Reunidos às centenas em cada vilarejo, armados de fuzis AK-47 e espingardas de caça e comunicando-se por meio de rádios e celulares, os revoltosos coordenam ações para o que chamam de "batalha de Trípoli", o assalto simultâneo da capital nos próximos dias, com o qual pretendem encerrar os mais de 41 anos do regime de Kadafi.

A reportagem do Estado ingressou no oeste da Líbia, uma região que Kadafi ainda considera sob seu completo controle. A realidade é diferente do discurso oficial. Em diferentes cidades e vilarejos, grupos revoltosos abafam - pela dissuasão ou pela força, com um mínimo de vítimas possível - a resistência de tribos vizinhas ainda fiéis ao coronel.       
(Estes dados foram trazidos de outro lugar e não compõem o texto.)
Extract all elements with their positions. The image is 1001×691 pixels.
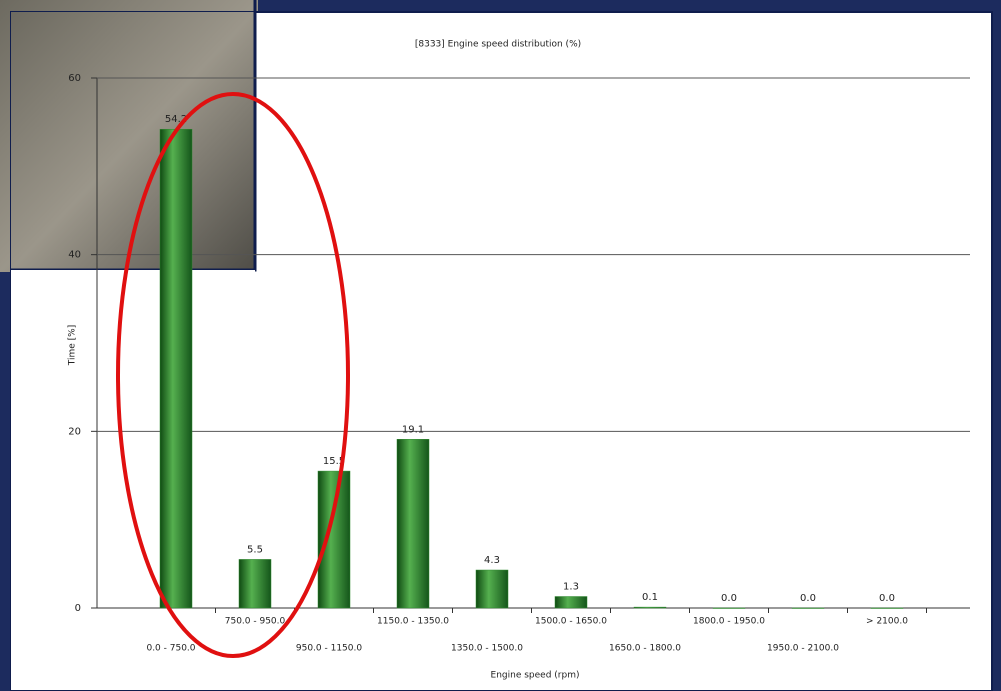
x-tick-label: 1500.0 - 1650.0 bbox=[535, 617, 607, 627]
chart-panel-fill bbox=[11, 270, 255, 690]
x-tick-label: 1150.0 - 1350.0 bbox=[377, 617, 449, 627]
value-label: 0.0 bbox=[721, 593, 737, 604]
value-label: 5.5 bbox=[247, 544, 263, 555]
x-tick-label: 1650.0 - 1800.0 bbox=[609, 644, 681, 654]
bar bbox=[634, 607, 666, 608]
bar bbox=[792, 608, 824, 609]
bar bbox=[476, 570, 508, 608]
x-tick-label: 750.0 - 950.0 bbox=[225, 617, 286, 627]
bar bbox=[871, 608, 903, 609]
y-axis-label: Time [%] bbox=[68, 325, 78, 366]
chart-title: [8333] Engine speed distribution (%) bbox=[415, 40, 581, 50]
bar bbox=[713, 608, 745, 609]
value-label: 0.0 bbox=[800, 593, 816, 604]
x-tick-label: 1350.0 - 1500.0 bbox=[451, 644, 523, 654]
x-tick-label: 950.0 - 1150.0 bbox=[296, 644, 362, 654]
x-tick-label: > 2100.0 bbox=[866, 617, 908, 627]
y-tick-label: 60 bbox=[68, 73, 81, 84]
x-axis-label: Engine speed (rpm) bbox=[491, 671, 580, 681]
y-tick-label: 0 bbox=[75, 603, 81, 614]
page: {"chart_data": {"type": "bar", "title": … bbox=[0, 0, 1001, 691]
value-label: 0.0 bbox=[879, 593, 895, 604]
bar bbox=[239, 559, 271, 608]
x-tick-label: 1950.0 - 2100.0 bbox=[767, 644, 839, 654]
value-label: 19.1 bbox=[402, 424, 424, 435]
screen: [8333] Engine speed distribution (%) Tim… bbox=[0, 0, 1001, 691]
value-label: 4.3 bbox=[484, 555, 500, 566]
x-tick-label: 0.0 - 750.0 bbox=[146, 644, 195, 654]
bar bbox=[160, 129, 192, 608]
y-tick-label: 20 bbox=[68, 426, 81, 437]
y-tick-label: 40 bbox=[68, 250, 81, 261]
x-tick-label: 1800.0 - 1950.0 bbox=[693, 617, 765, 627]
value-label: 1.3 bbox=[563, 582, 579, 593]
value-label: 0.1 bbox=[642, 592, 658, 603]
bar bbox=[555, 597, 587, 608]
bar bbox=[318, 471, 350, 608]
bar bbox=[397, 439, 429, 608]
Entre os insurgentes, uma palavra de ordem é repetida à exaustão: revolução. Ingressar em Trípoli e depor Kadafi é o que move rebeldes de cidades como Nalud, Jadou, Az Zintan ou Al- Zawiyah, pelas quais a reportagem passou rumo à capital. Informações do Estadão.

Os revoltosos pegam em armas por não acreditar mais que Kadafi será derrubado por manifestações pacíficas, como ocorreu na Tunísia e Egito. "Na Líbia há mercenários e um regime duro e não há Forças Armadas que possam defender o povo", justifica Salah Khalifa, 43 anos, um dos porta-vozes dos revoltosos de Nalud. "No início foi um movimento popular pacífico. Mas então o regime começou a usar contra quem protesta máquinas de guerra, como artilharia antiaérea. Cada um precisou pegar em armas para se defender."
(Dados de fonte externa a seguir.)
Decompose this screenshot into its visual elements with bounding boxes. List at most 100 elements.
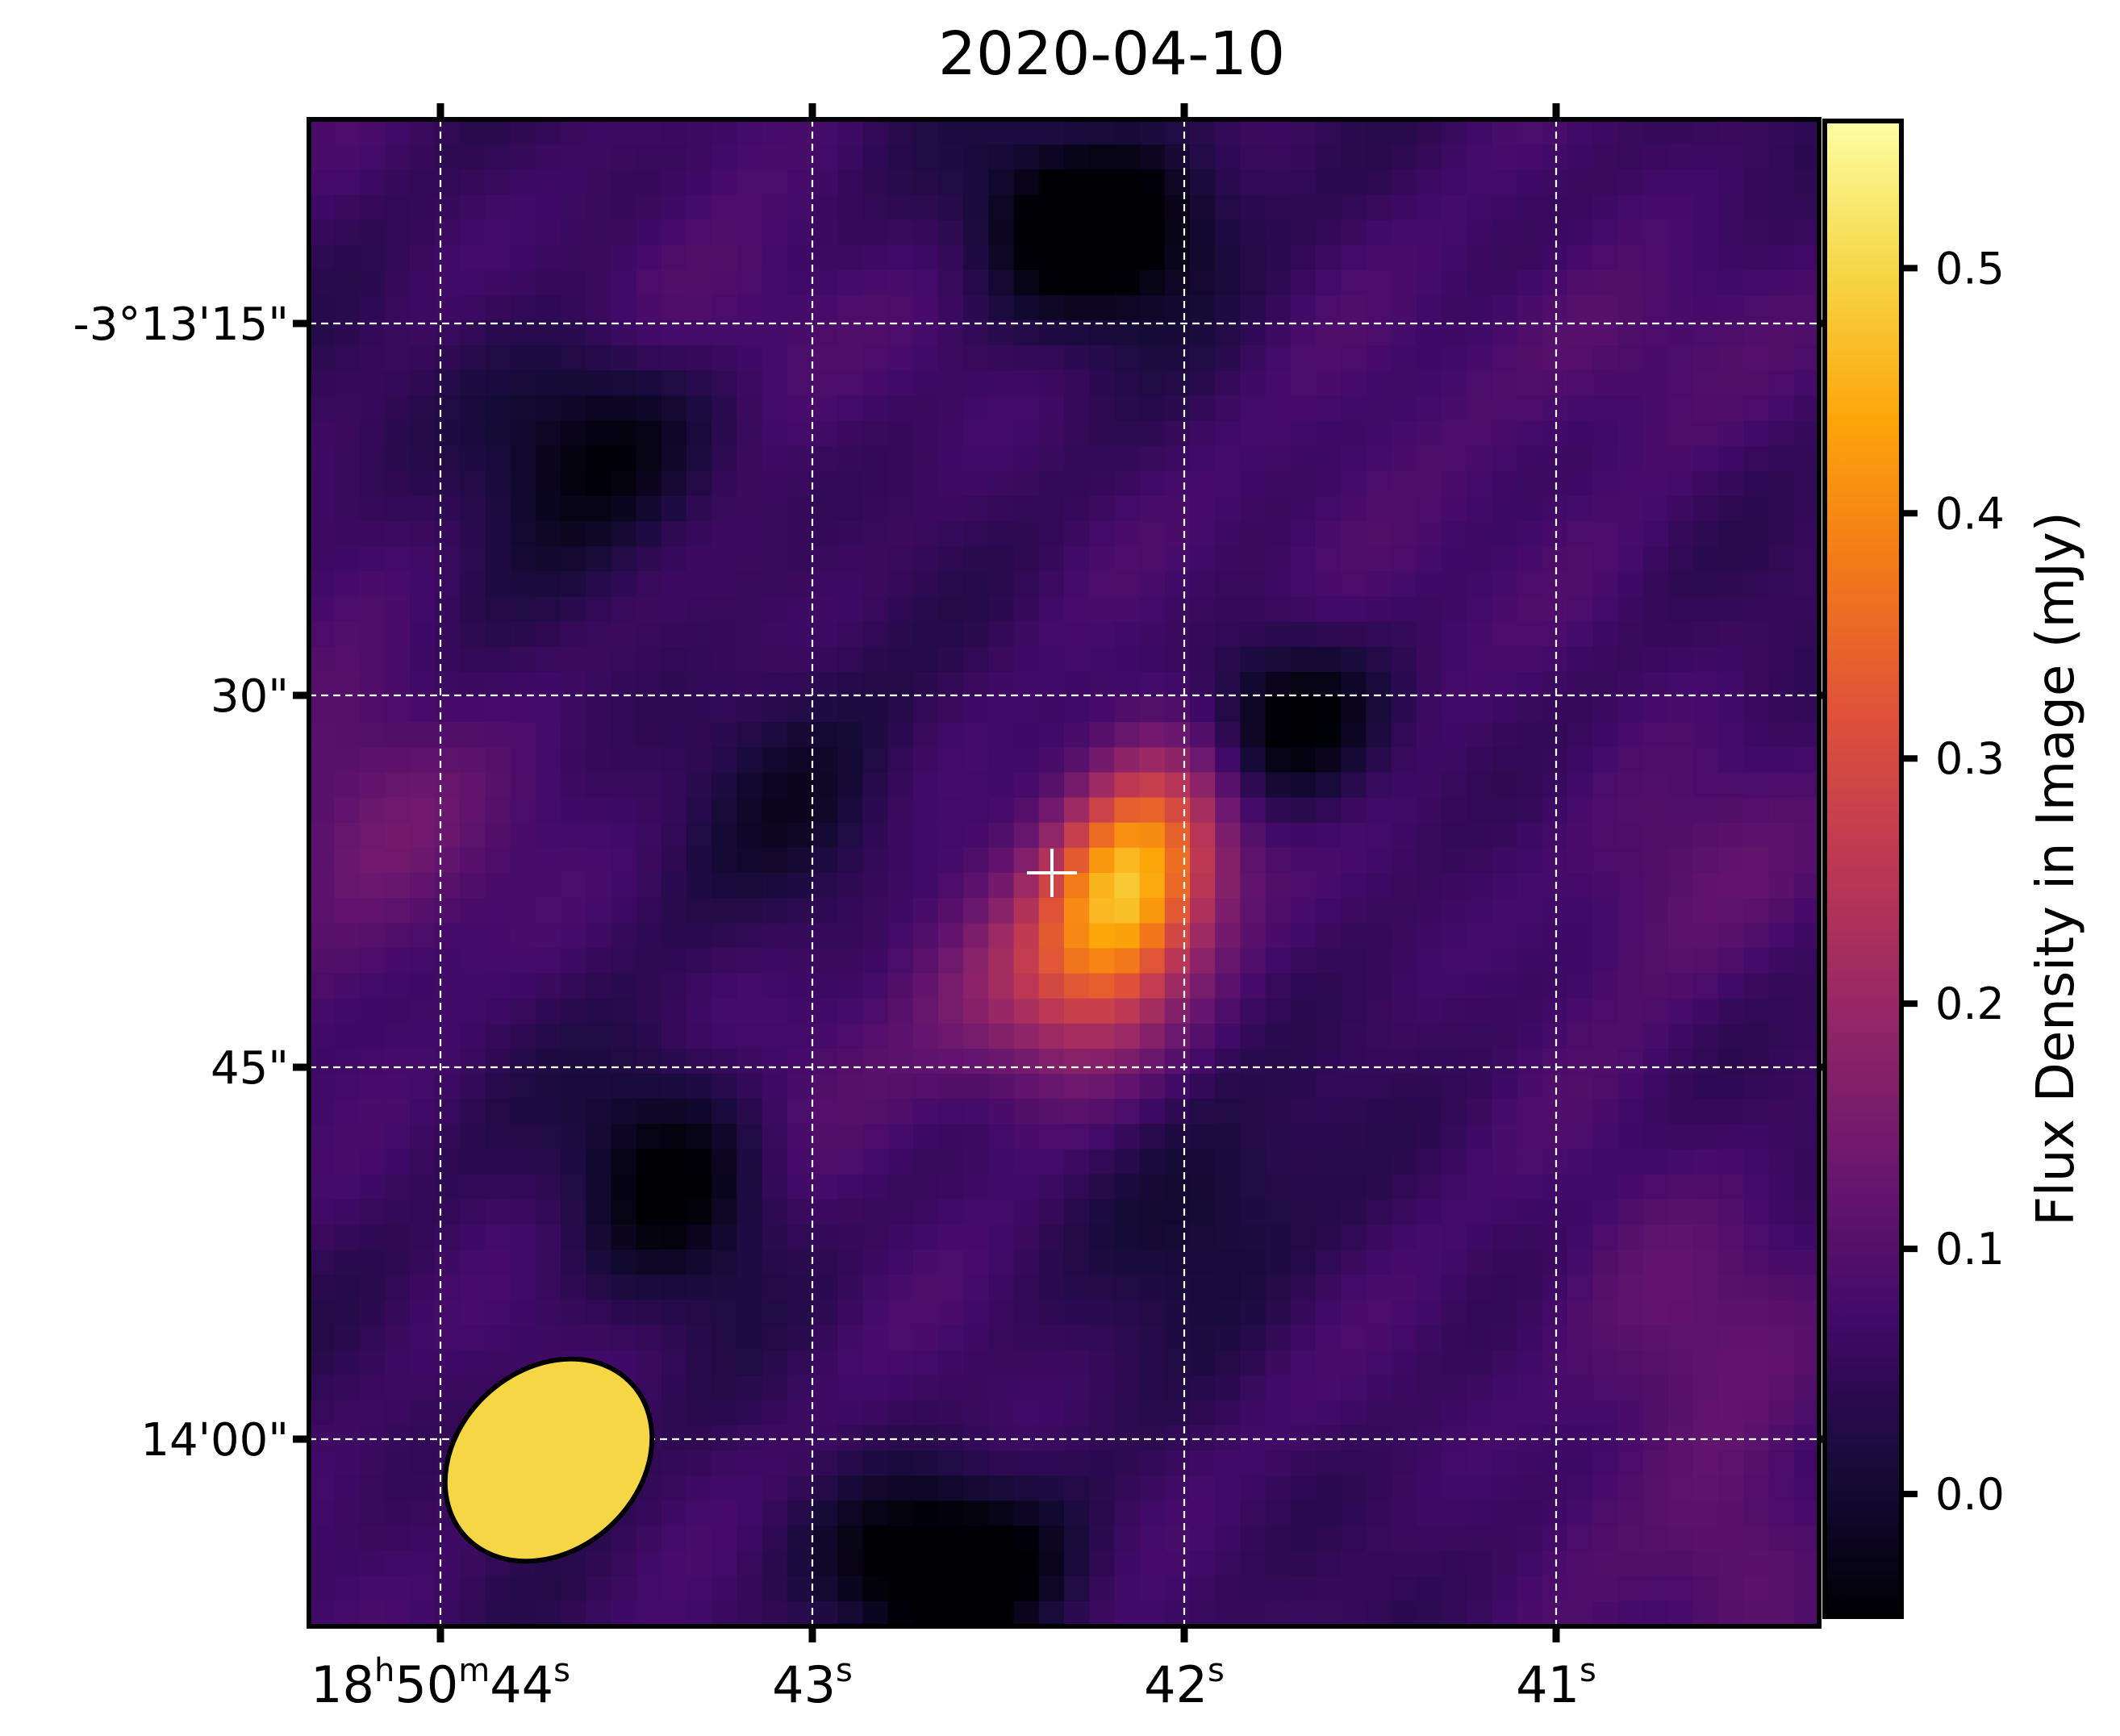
heatmap-cell [1768,1250,1795,1275]
x-tick-label: 18h50m44s [311,1652,570,1714]
heatmap-cell [1642,1275,1669,1300]
heatmap-cell [1442,847,1467,874]
heatmap-cell [712,822,737,849]
heatmap-cell [435,571,461,598]
heatmap-cell [1542,1375,1568,1401]
heatmap-cell [309,144,335,170]
heatmap-cell [561,244,586,271]
heatmap-cell [384,697,411,723]
heatmap-cell [1089,847,1115,874]
heatmap-cell [1416,1500,1442,1527]
heatmap-cell [409,797,436,824]
heatmap-cell [1013,1149,1040,1175]
heatmap-cell [988,144,1015,170]
heatmap-cell [1089,194,1115,221]
heatmap-cell [510,219,536,246]
heatmap-cell [1013,797,1040,824]
colorbar-tick-label: 0.5 [1935,243,2005,294]
heatmap-cell [1341,1425,1367,1451]
heatmap-cell [359,1174,386,1200]
heatmap-cell [737,898,763,924]
heatmap-cell [1768,747,1795,774]
heatmap-cell [1542,194,1568,221]
heatmap-cell [359,320,386,346]
heatmap-cell [586,1325,611,1351]
heatmap-cell [1542,948,1568,974]
heatmap-cell [1517,923,1543,949]
heatmap-cell [1667,973,1694,999]
heatmap-cell [309,521,335,547]
heatmap-cell [661,973,687,999]
heatmap-cell [1391,1124,1417,1150]
heatmap-cell [535,1250,561,1275]
heatmap-cell [384,1048,411,1075]
heatmap-cell [963,948,989,974]
heatmap-cell [1038,1023,1065,1050]
heatmap-cell [1089,948,1115,974]
heatmap-cell [887,395,914,422]
heatmap-cell [1391,144,1417,170]
heatmap-cell [1667,1199,1694,1225]
heatmap-cell [1617,923,1644,949]
heatmap-cell [384,1124,411,1150]
heatmap-cell [636,873,662,899]
heatmap-cell [535,169,561,195]
heatmap-cell [535,822,561,849]
heatmap-cell [1642,269,1669,296]
heatmap-cell [485,1023,511,1050]
heatmap-cell [1114,998,1141,1024]
heatmap-cell [435,521,461,547]
heatmap-cell [1089,1224,1115,1250]
heatmap-cell [1316,1375,1342,1401]
heatmap-cell [1667,294,1694,321]
heatmap-cell [1341,973,1367,999]
heatmap-cell [887,1400,914,1426]
heatmap-cell [737,1124,763,1150]
heatmap-cell [1341,747,1367,774]
heatmap-cell [686,1275,712,1300]
heatmap-cell [1592,1500,1618,1527]
heatmap-cell [1366,1048,1392,1075]
heatmap-cell [1793,1250,1819,1275]
heatmap-cell [1265,546,1292,572]
heatmap-cell [485,1224,511,1250]
heatmap-cell [309,1300,335,1325]
heatmap-cell [435,1048,461,1075]
heatmap-cell [812,345,838,371]
heatmap-cell [686,1475,712,1501]
heatmap-cell [1290,1224,1317,1250]
heatmap-cell [334,119,360,145]
heatmap-cell [1164,973,1191,999]
heatmap-cell [1341,219,1367,246]
heatmap-cell [862,621,889,648]
heatmap-cell [1718,1124,1744,1150]
heatmap-cell [1290,1525,1317,1552]
heatmap-cell [812,169,838,195]
heatmap-cell [938,621,964,648]
heatmap-cell [1793,621,1819,648]
heatmap-cell [1617,822,1644,849]
heatmap-cell [359,169,386,195]
heatmap-cell [862,345,889,371]
heatmap-cell [1793,1149,1819,1175]
heatmap-cell [1492,671,1518,698]
heatmap-cell [1089,1500,1115,1527]
heatmap-cell [1768,722,1795,748]
heatmap-cell [1667,119,1694,145]
heatmap-cell [988,722,1015,748]
heatmap-cell [787,571,813,598]
heatmap-cell [1190,244,1216,271]
heatmap-cell [837,923,863,949]
heatmap-cell [1215,1450,1241,1476]
heatmap-cell [1114,1048,1141,1075]
heatmap-cell [1667,1550,1694,1577]
heatmap-cell [1517,998,1543,1024]
heatmap-cell [837,1048,863,1075]
heatmap-cell [1693,1174,1719,1200]
heatmap-cell [912,1124,939,1150]
heatmap-cell [359,144,386,170]
heatmap-cell [862,1425,889,1451]
heatmap-cell [1768,822,1795,849]
heatmap-cell [1642,1525,1669,1552]
heatmap-cell [762,646,788,673]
Entre os grupos, a troca de informações é permanente, em especial sobre a ação dos mercenários de Mali, Níger, Chade e Burkina Faso, contratados por Kadafi para lutar contra o povo líbio. Para a tomada de Trípoli, o movimento das guerrilhas tribais é cada vez organizado.

"Por meio da coordenação, as populações de diferentes tribos e etnias queimaram a carta da guerra civil entre amaziejhs e árabes (dois povos que convivem na Líbia) que era usada por Kadafi", explica Khalid Sukri, militante em Jadou. "É claro que não é muito organizado, mas estamos tentando coordenar a partilha de armas e munição com Zawara, por exemplo, para a tomada de Trípoli, a grande batalha", explica o médico Othmam Mohamed, de Az Zintan.

A coordenação acontece tanto em cidades quanto em meio a colinas de areia e pedras do deserto do Saara, onde alguns grupos rebeldes improvisam acampamentos paramilitares para tomar novos vilarejos, bases militares do regime e "comitês revolucionários" - as instâncias governamentais da Líbia -, sempre que possível sem deixar vítimas.

Nas estradas do país, barreiras com homens armados foram organizadas. Outros são encarregados de patrulhar as estradas da região e manter veículos de escolta, circulando em picapes. Códigos também foram estabelecidos para possibilitar a passagem de comboios de revoltosos. Em caso de movimento suspeito, a guarda é acionada e os veículos considerados "táticos" - como os que por 48 horas transportaram a reportagem até a capital - deixam o asfalto e somem em meio ao deserto, onde encontram novos acampamentos ou cidades ocupadas.

Apesar de terem dominado um conjunto de vilarejos, o cuidado é extremo porque Kadafi estaria planejando cercar as cidades nas quais os manifestantes tomaram o controle para, então, atacar sem piedade com o Exército ou mercenários. Daí o número elevado de mortes - fala-se em 2 mil - em cidades como Benghazi, na costa leste do Mediterrâneo, e Al-Zawiyah, a dezenas de quilômetros de Trípoli.

Az Zintan, a primeira cidade do Oeste a se levantar, foi um exemplo. "Passamos quatro dias sitiados, lutando por uma causa, sem medo", conta Ali Abawama, um dos líderes ativistas. "Além de resistir, queríamos enviar uma mensagem clara aos manifestantes de Benghazi e de todo o leste. Juntos vamos libertar a Líbia."